Cuenta la leyenda que son los restos de dos gigantes que llegaron a las Feroe para, de alguna manera, remolcarlas tirando de ellas para llevarlas hacia el noroeste en dirección Islandia. Sin embargo, las cosas no fueron tan fáciles como ellos suponían y cuando uno de ellos subió hasta lo alto de Eiðiskollur para atar la cuerda, la montaña se rompió, dejando una grieta enorme que se puede ver al llegar a la cima y retrasando considerablemente su tarea.

La grieta de los gigantes

Desgraciadamente para ellos, no consiguieron terminar el trabajo a tiempo y al amanecer se convirtieron en piedra al recibir los primeros rayos de luz del sol, quedando petrificados para la posteridad. 

Lo que está claro es que estos gigantes disfrutan también de una ubicación formidable…

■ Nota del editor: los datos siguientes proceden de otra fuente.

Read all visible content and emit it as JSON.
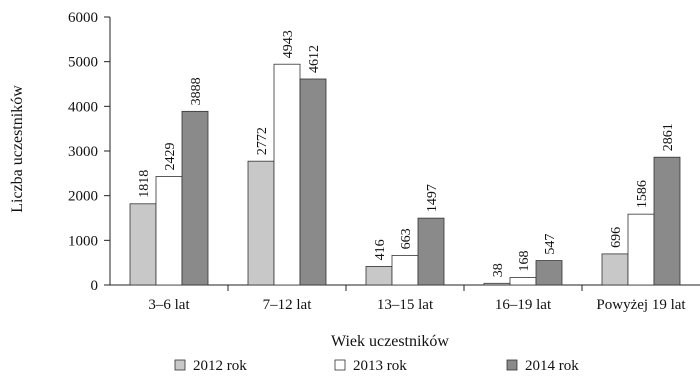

Realmente sigo sin saber si Eiðiskollur es elnombre de este enorme peñasco junto a Risin or Kellingin, el nombre de la cima hasta donde llega la cita o ambas cosas…

Lo que sí sé es que las estacas de Risin or Kellingin se ven desde distintos puntos de las Feroe. Para nosotros, la vista aérea desde lo alto de Eiðiskollur fue la primera vez, pero volverían a cruzarse en nuestro camino poco después (desde un mirador de la carretera), un par de días después (desde la playa de Tjørnuvík al norte de Streymoy) y también una semana después desde la ruta del Faro Kallur, en Trøllanes (Kalsoy).

Disfrutamos muchísimo de esta ruta. Cuando ya nos habíamos empapado todo lo posible del lugar, deshicimos nuestros pasos y bajamos por el mismo sitio por el que habíamos subido para volver al coche y continuar nuestro camino.

¡Hola, Islas Feroe!

Puedes descargar aquí el track de esta ruta.


Ruta de Carretera Eiði-Gjógv: Recorrido Escénico

Me gusta conducir y me gustan mucho los road-trip cuando transcurren por carreteras secundarias que atraviesen paisajes impactantes (para esto, el viaje a Namibia fue un claro top de disfrute por la carretera).

La ruta 662 que conecta Eiði con Gjogv es una delicia para conducir con tranquilidad y realizar las paradas que se consideren necesarias para dejarse llevar por lo que nos vamos encontrando a ambos lados de la carretera.

En este recorrido, la primera parada obligatoria se produce a los pocos minutos de salir de Eiði. Tras una curva a la izquierda (debidamente custodiada por las habituales ovejas libres de las Feroe), hay una pequeña esplanada de asfalto para dejar el coche y observar en la distancia los promontorios rocosos Risin or Kellingin que, en nuestro caso habíamos visto un par de horas antes desde lo alto de Eiðiskollur.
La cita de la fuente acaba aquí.